Qu’il y ait du désir en l’homme, cela peut en effet être abordé de deux façons: soit c’est ce qui explique que l’homme fantasme autant sa vie, l’imagine, et finalement ait autant de mal à voir la réalité en face, soit c’est ce qui explique que toute prétention de l’homme à dire « je »… je fais ceci… Je pense donc je suis.…je suis libre, etc…est complètement illusoire au regard de cette puissance qui heureusement (mais là on exclue Schopenhauer) se libère en l’homme comme en tout être, en toute parcelle de nature et de vie. Si l’on se situe dans le premier camp, le désir est une puissance déformatrice et fantasmante et il est urgent de « ramener ses désirs à l’ordre du monde » comme dit Descartes. Mais si l’on se situe dans le deuxième, alors au contraire, ce qui importe c’est de se mettre en phase avec cette libération de puissance au gré de laquelle le monde est constamment animé du désir d’être monde. On réalise alors que le désir est l’émergence d’une puissance infinie qui n’a pas de sujet ou qui est à elle-même son propre sujet. Cela signifie que l’on comprend ce qu’est le désir quand on annule les catégories de sujet et d’objet.

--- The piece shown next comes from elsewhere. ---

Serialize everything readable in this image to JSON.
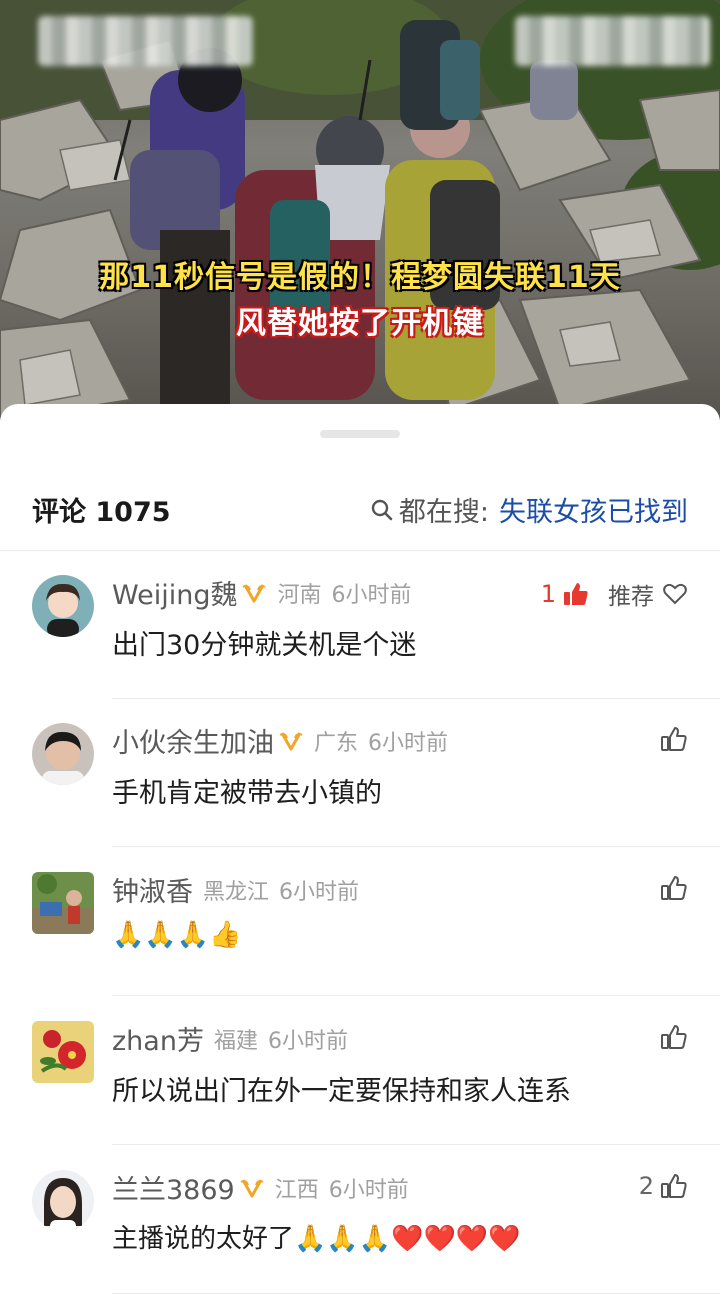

On comprend  la raison pour laquelle dés que l’on approfondit un peu la notion de désir, on tombe logiquement sur la question de Dieu, puisque Dieu, c’est finalement l’idée d’un « super sujet », c’est le concept dans lequel se cristallise le devoir d’être un sujet avec tout ce que cela implique de responsabilité, de devoir, de rapport à la loi, d’obéissance, de résignation, de limitation. Si l’on conduit jusqu’à leur origine logique chacune de ses doctrines opposées, on arrive finalement à cette question fondamentale: est-ce parce qu’il y a un sujet qu’il y a une action (un verbe) ou parce qu’il y a une action en train de se faire par elle-même qu’il y a des sujets?  Nous pourrions même interpréter différemment au fil de cette opposition la fameuse phrase par laquelle commence l’évangile selon Jean: « Au début était le verbe. Et le verbe était Dieu » en la "retoilettant" un petit peu. 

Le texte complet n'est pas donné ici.